# Nano reef tank



## Yankee boy (Jun 5, 2005)

I am interested in getting one of those JBJ nano cubes a 6g one. It has a built in 3 way filtration and a built in powerhead. The 6g also comes with an 18w light. Would 3 watts per gallon be enough to keep some soft corals or possibly a bubble tip anemone? I would just like to stock it with 1 small percula clownfish and a couple of inverts.


----------



## TheOldSalt (Jan 28, 2005)

Nope.
6 gallons is too small for a clownfish, anyway. 
I have a jbj-12, and I wouldn't use it for saltwater on a dare; that pump is too cantankerous, it gets way to hot, and the built-in filter you mentioned is terrible.
The jbj-24 might actually work. It has dual PC bulbs & twin cooling fans, & is big enough, but I don't know about it's filter.


----------



## Fishfirst (Jan 24, 2005)

I would have to agree. The Nano we used at the petstore I worked at was around 85 when the lights were on. Plus the volume of that tiny little tank makes it a challenge to keep it going anyway... small tanks in marine aquariums don't mix.


----------



## Osiris (Jan 18, 2005)

I must be just the black sheep hehe. But a small clownfish 1 would be ok but not indefinetaly. those are nice looking


----------



## TheOldSalt (Jan 28, 2005)

No It Wouldn't!

Stop That!


----------



## Yankee boy (Jun 5, 2005)

actually ive decided to get a 12g DX nano tank which includes dual cooling fans. You should see some of the nano reefs kept in nano cubes on nano-reef.com absolutely beautiful and low maintenance. There are some nanos on there that are 2.5 to .5 gallons that are kept successfully.


----------



## TheOldSalt (Jan 28, 2005)

HA!
According to them. 
A tank doesn't have to run for very long to make a nice picture.

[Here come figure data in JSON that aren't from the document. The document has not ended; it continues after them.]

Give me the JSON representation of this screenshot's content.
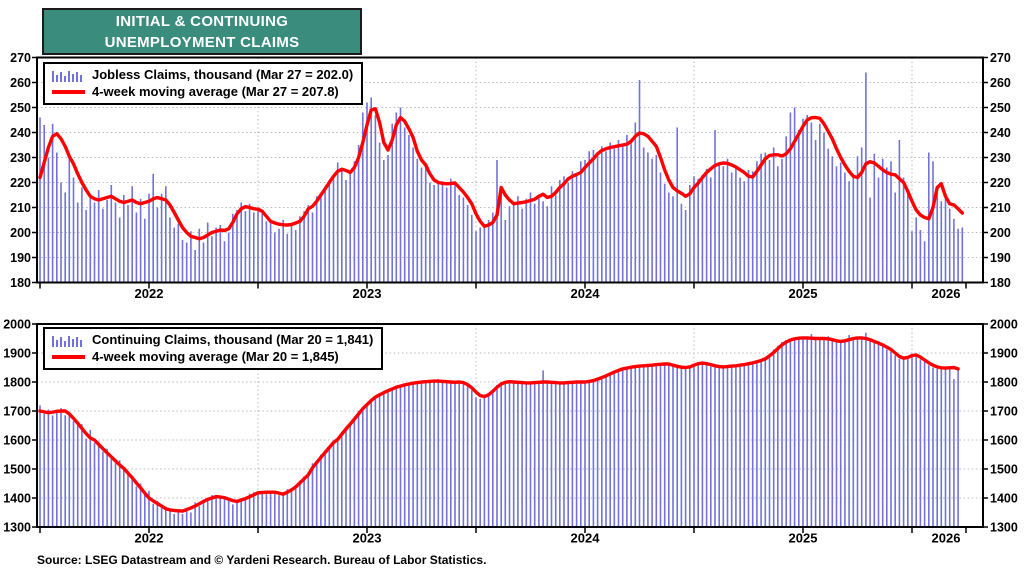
{
  "title": {
    "line1": "INITIAL & CONTINUING",
    "line2": "UNEMPLOYMENT CLAIMS"
  },
  "source_note": "Source: LSEG Datastream and © Yardeni Research. Bureau of Labor Statistics.",
  "colors": {
    "bars": "#7272D9",
    "line": "#FF0000",
    "title_bg": "#3A8C7D",
    "frame": "#000000",
    "grid": "#BBBBBB",
    "text": "#000000"
  },
  "chart_data": [
    {
      "id": "initial-claims",
      "type": "bar+line",
      "bar_series_label": "Jobless Claims, thousand (Mar 27 = 202.0)",
      "line_series_label": "4-week moving average (Mar 27 = 207.8)",
      "latest": {
        "date": "Mar 27",
        "bar_value": 202.0,
        "ma_value": 207.8
      },
      "legend_position": "top-left",
      "grid": true,
      "y_axis": {
        "min": 180,
        "max": 270,
        "step": 10,
        "y_tick_labels": [
          "180",
          "190",
          "200",
          "210",
          "220",
          "230",
          "240",
          "250",
          "260",
          "270"
        ]
      },
      "x_axis": {
        "start_year": 2022,
        "weeks": 221,
        "year_labels": [
          "2022",
          "2023",
          "2024",
          "2025",
          "2026"
        ]
      },
      "weekly_values": [
        246,
        243,
        230,
        243.5,
        232,
        220,
        216,
        231.5,
        222,
        212,
        218,
        209,
        214.5,
        212,
        217,
        209.5,
        213,
        219,
        212,
        206,
        215,
        211,
        218.5,
        208,
        213.5,
        205.5,
        215.5,
        223.5,
        210,
        215.5,
        218.5,
        206,
        202,
        203.5,
        197,
        196,
        200.5,
        193,
        201.5,
        196,
        204,
        198.5,
        202,
        203,
        196.5,
        200,
        207.5,
        209,
        212,
        208.5,
        211.5,
        208,
        210,
        207.5,
        204.5,
        204.5,
        200,
        201.5,
        205,
        199.5,
        203.5,
        201,
        206.5,
        208.5,
        211,
        208,
        214.5,
        215.5,
        217.5,
        221,
        222,
        228,
        226,
        221,
        224,
        228.5,
        235,
        248,
        252,
        254,
        247,
        236,
        229,
        231,
        243.5,
        248,
        250,
        242,
        239,
        234,
        229.5,
        226,
        228,
        220,
        219,
        219.5,
        220.5,
        218,
        221.5,
        220,
        215,
        214,
        211,
        207,
        200.5,
        202,
        202.5,
        205,
        208,
        229,
        216.5,
        205,
        210.5,
        211,
        214.5,
        209.5,
        213.5,
        216,
        211.5,
        214,
        212.5,
        210.5,
        218.5,
        217,
        221,
        222.5,
        220,
        224.5,
        223,
        228.5,
        229,
        232.5,
        233,
        231,
        234.5,
        232.5,
        236,
        233.5,
        237,
        235.5,
        239,
        237.5,
        244,
        261,
        234,
        232,
        229.5,
        231,
        224,
        219.5,
        216,
        214.5,
        242,
        211.5,
        209,
        219,
        222.5,
        221.5,
        223,
        225.5,
        222,
        241,
        228,
        226.5,
        229.5,
        224,
        226.5,
        222,
        220.5,
        225,
        224.5,
        228.5,
        231.5,
        232,
        229,
        234,
        226.5,
        229.5,
        238.5,
        248,
        250,
        241,
        245.5,
        247,
        244,
        237,
        243.5,
        240,
        233.5,
        230.5,
        226.5,
        228,
        224,
        220.5,
        222.5,
        230.5,
        234,
        264,
        214,
        231.5,
        222,
        229.5,
        226,
        228.5,
        216,
        237,
        222,
        216.5,
        200.5,
        206,
        201,
        196.5,
        232,
        228.5,
        218,
        212.5,
        213.5,
        209.5,
        205.5,
        201.5,
        202
      ],
      "moving_average": [
        222,
        228,
        234,
        238.5,
        239.5,
        237.5,
        234.5,
        230.5,
        227.5,
        223.5,
        220,
        217,
        214.5,
        213.5,
        213,
        213.5,
        214,
        214.5,
        213.5,
        212.5,
        212,
        212.5,
        213,
        212,
        211.5,
        212,
        212.5,
        213.5,
        214,
        213.5,
        213,
        211,
        208,
        205,
        202,
        200,
        198.5,
        198,
        197.5,
        198,
        199,
        200,
        200.5,
        201,
        200.8,
        201.5,
        204,
        207.5,
        209.5,
        210.3,
        210,
        209.5,
        209.3,
        208.5,
        206.5,
        204.5,
        203.8,
        203.3,
        203.1,
        203,
        203.2,
        203.8,
        204.5,
        206.5,
        209.5,
        210.5,
        212.5,
        215,
        217.5,
        220,
        222.5,
        224.5,
        225.3,
        224.8,
        224,
        226,
        230,
        236,
        243,
        249,
        249.5,
        244,
        236,
        233,
        237,
        243,
        246,
        244.5,
        241.5,
        238,
        232.5,
        229,
        227,
        223.5,
        221,
        220,
        219.7,
        219.5,
        219.6,
        219.8,
        218,
        216.2,
        214,
        211.5,
        207.5,
        204.5,
        202.5,
        203,
        204,
        207,
        218,
        215,
        213,
        211.5,
        211.8,
        212,
        212.3,
        212.8,
        213.3,
        214.5,
        215.3,
        214,
        214.5,
        216,
        218,
        219.5,
        221.5,
        222.5,
        223.2,
        224,
        226,
        227.8,
        229.5,
        231.5,
        232.8,
        233.5,
        234,
        234.3,
        234.7,
        235,
        235.3,
        236.5,
        238.5,
        239.8,
        239.5,
        238.5,
        236.5,
        234.5,
        230,
        225,
        221,
        218,
        216.7,
        215.7,
        214.5,
        215.5,
        218,
        219.8,
        222,
        224,
        225.5,
        226.8,
        227.5,
        227.8,
        227.7,
        227,
        226.2,
        225.1,
        224,
        222.5,
        222.2,
        224.5,
        227,
        229.5,
        230.8,
        231.1,
        231.1,
        230.6,
        231.5,
        233.5,
        236.5,
        239.5,
        242.5,
        245,
        245.9,
        246,
        245.7,
        243.5,
        240.5,
        237.5,
        233.5,
        230,
        227,
        224.5,
        222.5,
        222,
        224,
        227.5,
        228.3,
        227.8,
        226.5,
        225.1,
        224,
        223.3,
        223.1,
        221.5,
        220,
        216.5,
        212.5,
        209,
        207,
        206,
        205.5,
        210,
        218,
        219.5,
        214.5,
        211.5,
        211,
        209.5,
        207.8
      ]
    },
    {
      "id": "continuing-claims",
      "type": "bar+line",
      "bar_series_label": "Continuing Claims, thousand (Mar 20 = 1,841)",
      "line_series_label": "4-week moving average (Mar 20 = 1,845)",
      "latest": {
        "date": "Mar 20",
        "bar_value": 1841,
        "ma_value": 1845
      },
      "legend_position": "top-left",
      "grid": true,
      "y_axis": {
        "min": 1300,
        "max": 2000,
        "step": 100,
        "y_tick_labels": [
          "1300",
          "1400",
          "1500",
          "1600",
          "1700",
          "1800",
          "1900",
          "2000"
        ]
      },
      "x_axis": {
        "start_year": 2022,
        "weeks": 220,
        "year_labels": [
          "2022",
          "2023",
          "2024",
          "2025",
          "2026"
        ]
      },
      "weekly_values": [
        1720,
        1690,
        1705,
        1685,
        1700,
        1710,
        1685,
        1695,
        1665,
        1650,
        1655,
        1605,
        1635,
        1590,
        1595,
        1560,
        1570,
        1545,
        1520,
        1530,
        1495,
        1490,
        1475,
        1440,
        1450,
        1425,
        1425,
        1380,
        1390,
        1365,
        1370,
        1355,
        1345,
        1360,
        1345,
        1365,
        1350,
        1385,
        1372,
        1395,
        1400,
        1410,
        1402,
        1408,
        1395,
        1400,
        1378,
        1390,
        1400,
        1395,
        1415,
        1420,
        1422,
        1415,
        1425,
        1418,
        1422,
        1410,
        1412,
        1430,
        1432,
        1445,
        1460,
        1475,
        1490,
        1520,
        1530,
        1550,
        1565,
        1580,
        1598,
        1610,
        1628,
        1645,
        1660,
        1680,
        1700,
        1715,
        1728,
        1740,
        1752,
        1760,
        1768,
        1775,
        1780,
        1788,
        1790,
        1795,
        1797,
        1800,
        1800,
        1805,
        1803,
        1808,
        1805,
        1810,
        1806,
        1803,
        1800,
        1802,
        1798,
        1800,
        1788,
        1772,
        1748,
        1742,
        1755,
        1762,
        1775,
        1790,
        1800,
        1805,
        1798,
        1802,
        1795,
        1800,
        1793,
        1798,
        1800,
        1803,
        1840,
        1798,
        1795,
        1800,
        1795,
        1799,
        1802,
        1797,
        1801,
        1798,
        1800,
        1804,
        1808,
        1812,
        1818,
        1824,
        1830,
        1836,
        1842,
        1847,
        1850,
        1853,
        1855,
        1857,
        1858,
        1860,
        1860,
        1862,
        1858,
        1865,
        1860,
        1855,
        1850,
        1848,
        1852,
        1856,
        1862,
        1868,
        1863,
        1858,
        1855,
        1852,
        1850,
        1855,
        1856,
        1858,
        1855,
        1860,
        1862,
        1866,
        1870,
        1872,
        1876,
        1885,
        1898,
        1912,
        1925,
        1938,
        1945,
        1950,
        1952,
        1955,
        1950,
        1955,
        1965,
        1948,
        1952,
        1950,
        1958,
        1944,
        1940,
        1942,
        1945,
        1962,
        1950,
        1955,
        1948,
        1970,
        1942,
        1938,
        1930,
        1925,
        1912,
        1905,
        1892,
        1880,
        1885,
        1890,
        1895,
        1888,
        1878,
        1870,
        1858,
        1850,
        1846,
        1850,
        1852,
        1848,
        1810,
        1841
      ],
      "moving_average": [
        1700,
        1697,
        1694,
        1696,
        1699,
        1700,
        1700,
        1690,
        1675,
        1658,
        1640,
        1622,
        1607,
        1600,
        1585,
        1570,
        1556,
        1542,
        1528,
        1514,
        1502,
        1486,
        1470,
        1452,
        1435,
        1417,
        1400,
        1390,
        1381,
        1372,
        1363,
        1359,
        1357,
        1356,
        1355,
        1360,
        1366,
        1372,
        1380,
        1388,
        1395,
        1400,
        1405,
        1403,
        1401,
        1396,
        1391,
        1388,
        1393,
        1398,
        1404,
        1411,
        1418,
        1419,
        1420,
        1420,
        1420,
        1417,
        1413,
        1420,
        1428,
        1438,
        1452,
        1466,
        1480,
        1504,
        1522,
        1540,
        1557,
        1574,
        1591,
        1602,
        1620,
        1638,
        1655,
        1672,
        1690,
        1708,
        1722,
        1736,
        1748,
        1756,
        1763,
        1770,
        1776,
        1782,
        1786,
        1790,
        1793,
        1796,
        1798,
        1800,
        1801,
        1802,
        1803,
        1803,
        1802,
        1801,
        1800,
        1799,
        1800,
        1798,
        1791,
        1780,
        1765,
        1753,
        1750,
        1756,
        1768,
        1782,
        1793,
        1799,
        1801,
        1800,
        1799,
        1798,
        1797,
        1797,
        1798,
        1799,
        1800,
        1800,
        1799,
        1798,
        1797,
        1797,
        1798,
        1799,
        1800,
        1800,
        1800,
        1802,
        1805,
        1810,
        1815,
        1821,
        1828,
        1834,
        1840,
        1845,
        1848,
        1851,
        1853,
        1855,
        1856,
        1857,
        1858,
        1860,
        1861,
        1862,
        1862,
        1858,
        1854,
        1851,
        1850,
        1852,
        1858,
        1863,
        1865,
        1863,
        1860,
        1856,
        1853,
        1852,
        1853,
        1855,
        1856,
        1858,
        1860,
        1863,
        1866,
        1870,
        1874,
        1880,
        1890,
        1902,
        1915,
        1928,
        1938,
        1945,
        1949,
        1951,
        1952,
        1952,
        1951,
        1950,
        1950,
        1950,
        1949,
        1946,
        1942,
        1940,
        1942,
        1946,
        1950,
        1952,
        1952,
        1950,
        1946,
        1940,
        1934,
        1928,
        1920,
        1912,
        1900,
        1888,
        1882,
        1885,
        1891,
        1893,
        1886,
        1876,
        1866,
        1858,
        1852,
        1849,
        1848,
        1849,
        1850,
        1845
      ]
    }
  ]
}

Here's a tip: fill the 12cube with plain water & let it run a week before doing anything else with it. You'll see what I mean about the pump, and why you can't trust it.


----------



## Osiris (Jan 18, 2005)

What you mean? that setup he got has like built in filter or something?


----------



## Fishfirst (Jan 24, 2005)

yep, and not a vary good one at that. There have been a lot of problems with the nano cubes. I've seen at least 4-5 come back to the petstore I worked at for about 9 months, we only sold about 10.


----------



## Yankee boy (Jun 5, 2005)

theres supposed to be a new model comming out, I kno ive read nano-reef.com there is mostly problems wit the 24g nano cube.


----------



## coffeejunkee09 (Jan 29, 2006)

the only things you could put in that are dwarf sea horses.http://www.seahorse.org/library/articles/dwarfKeeping.shtml

but they require the care of someone with absolutely no social life.


----------